Invero, nella fattispecie esaminata, tanto il rapporto contrattuale tra paziente e struttura sanitaria, quanto le condizioni di salute della prima al momento del primo intervento, nonché la natura dell’intervento cui era stata sottoposta e le sue condizioni di salute in seguito agli interventi erano tutte circostanze pienamente provate dalla cartella clinica e dalla relazione medico-legale allegata dall’attrice. Restava, dunque, da accertare il nesso eziologico tra la condotta dei sanitari e il danno subito dalla paziente, nonché il grado di difficoltà del primo intervento.

Le conclusioni della CTU medico legale

L’espletata indagine tecnica aveva accertato che nell’agosto del 2009 la paziente era stata sottoposta ad un intervento di artroprotesi totale d’anca destra, intervento che non implicava la soluzione di problemi tecnici di particolare difficoltà. Il C.T.U. aveva giudicato corretta l’indicata l’operazione proposta alla paziente sotto il profilo terapeutico, ma non del tutto adeguata la scelta dell’utilizzo di una protesi non cementata, visto che la letteratura scientifica ritiene che in relazione a soggetti anziani sia preferibile l’applicazione di una protesi cementata.

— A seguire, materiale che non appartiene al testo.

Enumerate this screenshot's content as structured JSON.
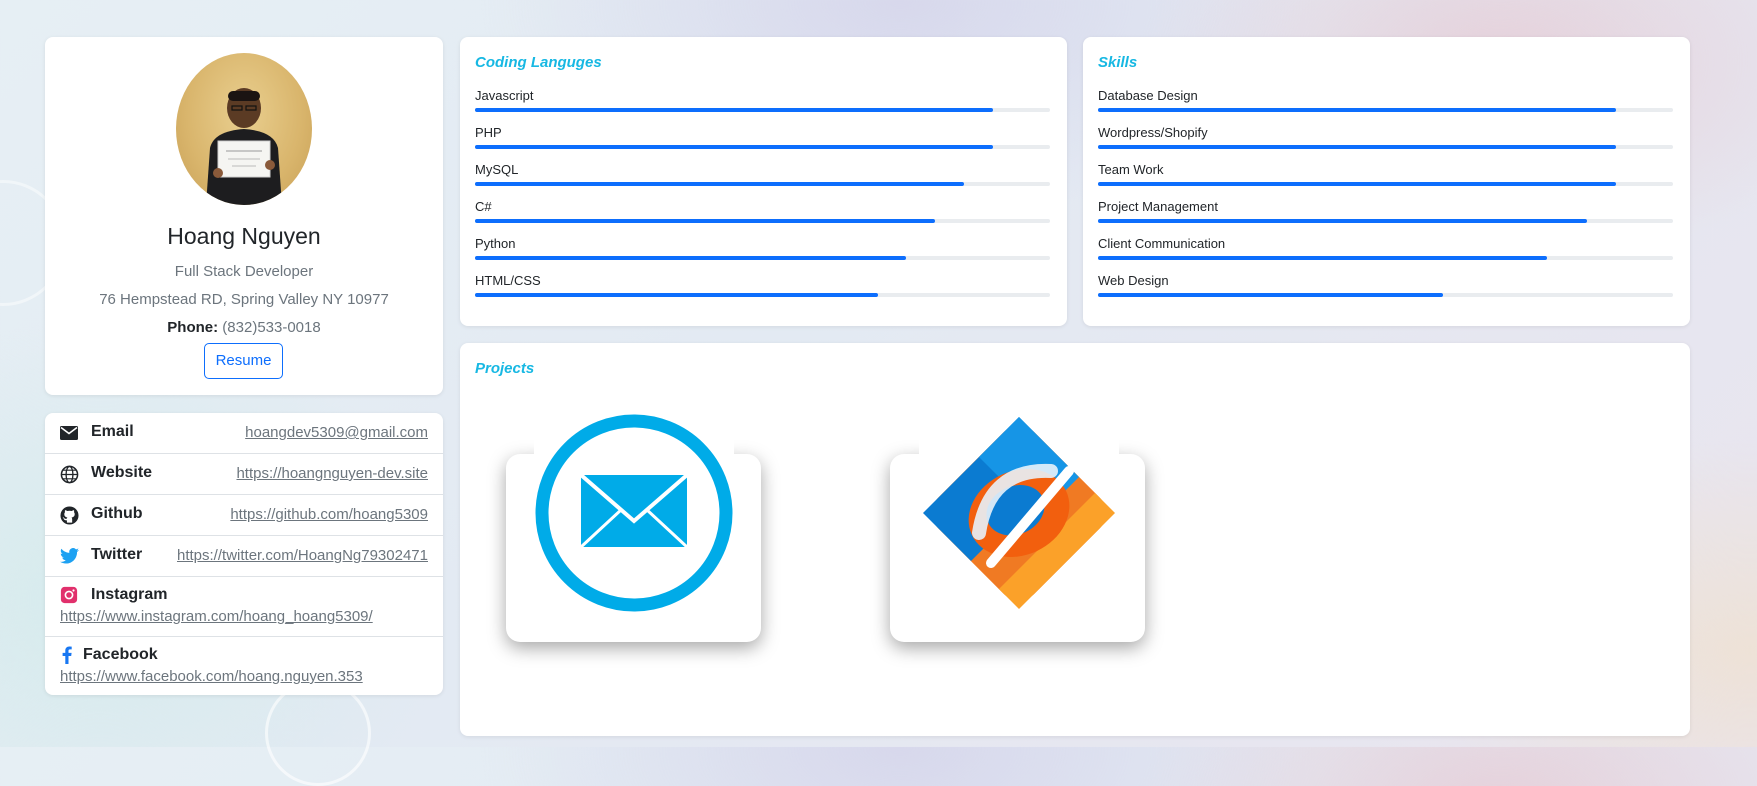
{
  "profile": {
    "name": "Hoang Nguyen",
    "title": "Full Stack Developer",
    "address": "76 Hempstead RD, Spring Valley NY 10977",
    "phone_label": "Phone:",
    "phone": "(832)533-0018",
    "resume_label": "Resume"
  },
  "links": [
    {
      "icon": "mail-icon",
      "label": "Email",
      "url": "hoangdev5309@gmail.com"
    },
    {
      "icon": "globe-icon",
      "label": "Website",
      "url": "https://hoangnguyen-dev.site"
    },
    {
      "icon": "github-icon",
      "label": "Github",
      "url": "https://github.com/hoang5309"
    },
    {
      "icon": "twitter-icon",
      "label": "Twitter",
      "url": "https://twitter.com/HoangNg79302471"
    },
    {
      "icon": "instagram-icon",
      "label": "Instagram",
      "url": "https://www.instagram.com/hoang_hoang5309/"
    },
    {
      "icon": "facebook-icon",
      "label": "Facebook",
      "url": "https://www.facebook.com/hoang.nguyen.353"
    }
  ],
  "coding": {
    "title": "Coding Languges",
    "items": [
      {
        "label": "Javascript",
        "value": 90
      },
      {
        "label": "PHP",
        "value": 90
      },
      {
        "label": "MySQL",
        "value": 85
      },
      {
        "label": "C#",
        "value": 80
      },
      {
        "label": "Python",
        "value": 75
      },
      {
        "label": "HTML/CSS",
        "value": 70
      }
    ]
  },
  "skills": {
    "title": "Skills",
    "items": [
      {
        "label": "Database Design",
        "value": 90
      },
      {
        "label": "Wordpress/Shopify",
        "value": 90
      },
      {
        "label": "Team Work",
        "value": 90
      },
      {
        "label": "Project Management",
        "value": 85
      },
      {
        "label": "Client Communication",
        "value": 78
      },
      {
        "label": "Web Design",
        "value": 60
      }
    ]
  },
  "projects": {
    "title": "Projects",
    "items": [
      {
        "icon": "email-app-icon"
      },
      {
        "icon": "browser-logo-icon"
      }
    ]
  },
  "colors": {
    "accent": "#17b8e3",
    "bar": "#0d6efd",
    "track": "#e9ecef",
    "muted": "#6c757d"
  }
}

Sotto il profilo della correttezza delle modalità di esecuzione dell’intervento, il Consulente aveva ritenuto che, considerato che nel periodo di degenza tra l’intervento e il riscontro della frattura non risultavano documentati traumatismi e che la paziente non presentava un quadro di osteoporosi conclamata, la frattura del grande trocantere del femore destro dovesse essere ricondotta ad incongrue manovre chirurgiche, verificatesi durante la cruentazione ossea.

Inoltre, anche con riguardo all’intervento di stabilizzazione della frattura mediante applicazione di una placca, l’Ausiliario dell’Ufficio aveva ravvisato profili di imperizia, posto che la mobilizzazione della placca avvenuta a sei mesi di distanza dal secondo intervento era causalmente riconducile ad un’insufficiente stabilizzazione della placca durante l’intervento.

Il C.T.U. aveva, inoltre, escluso che le condizioni personali della paziente fossero state la causa degli eventi descritti, non solo perché quest’ultima non era affetta da grave osteoporosi, ma anche perché altrimenti anche gli interventi di endoprotesi alla spalla destra e di antroprotesi di anca sinistra subiti in precedenza dalla stessa avrebbero manifestato una simile evoluzione fisiopatologica.

In definitiva, l’adito Tribunale di Vicenza (Prima Sezione, n. 861/2020) ha ritenuto di dover condividere le conclusioni del consulente tecnico e, ha pertanto condannato la struttura sanitaria al risarcimento dei danni alla paziente in relazione all’inesatta esecuzione dell’intervento di artroprotesi totale all’anca destra effettuato dai sanitari dell’Ospedale, per un totale di 112.641,00 euro.